Dive Brief:
- During a general session on Tuesday at the American Health Information Management Association's annual conference in San Diego, the association released a guidance framework for data governance.
- Information Governance Principles for Healthcare (IGPHC) are intended to provide guidance for the governance of information across all functions of organizations in the industry. The association defines information governance as "an organization-wide framework for managing information throughout its lifecycle and for supporting the organization’s strategy, operations, regulatory, legal, risk, and environmental requirements."
- IGPHC is based on eight principles: accountability, transparency, integrity, protection, compliance, availability, retention and disposition. They are intended to be "interpreted and applied depending upon an organization’s type, size, role, mission, sophistication, legal environment, and resources," according to the AHIMA publication.
Dive Insight:
AHIMA is clearly trying to be the voice of authority for information governance in healthcare, something the industry badly needs. The association released the results of a survey earlier this year that revealed that 35% of respondents didn't even know if their organization had any active information governance efforts in place. 22% said their organizations recognized the need for such a program but had put nothing in place. Only 11% characterized their governance programs as "mature."
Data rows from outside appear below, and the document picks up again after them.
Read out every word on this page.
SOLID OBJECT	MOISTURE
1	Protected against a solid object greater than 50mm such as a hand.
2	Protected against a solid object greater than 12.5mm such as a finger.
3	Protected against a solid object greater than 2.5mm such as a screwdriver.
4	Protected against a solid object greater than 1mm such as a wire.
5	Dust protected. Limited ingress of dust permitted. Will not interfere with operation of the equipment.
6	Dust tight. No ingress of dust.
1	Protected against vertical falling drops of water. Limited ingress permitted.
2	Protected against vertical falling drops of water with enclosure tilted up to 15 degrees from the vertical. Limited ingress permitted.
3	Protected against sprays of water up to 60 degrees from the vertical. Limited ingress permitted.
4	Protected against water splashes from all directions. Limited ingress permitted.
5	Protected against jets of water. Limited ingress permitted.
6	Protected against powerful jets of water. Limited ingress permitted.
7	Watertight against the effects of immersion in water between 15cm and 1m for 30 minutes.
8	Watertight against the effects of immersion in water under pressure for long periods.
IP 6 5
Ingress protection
One of the chief challenges facing providers that are struggling with organization-wide information governance programs is acquisition activity, according to Karen Snyder, Director of Product Management for HIM vendor Iron Mountain.
"The uptick in organizational change is creating a huge challenge," Snyder told Healthcare Dive. "They may be able to manage the records in the existing portfolio of facilities that they have, but then they start acquiring. They have different systems that don't talk to each other and different processes for managing paper records."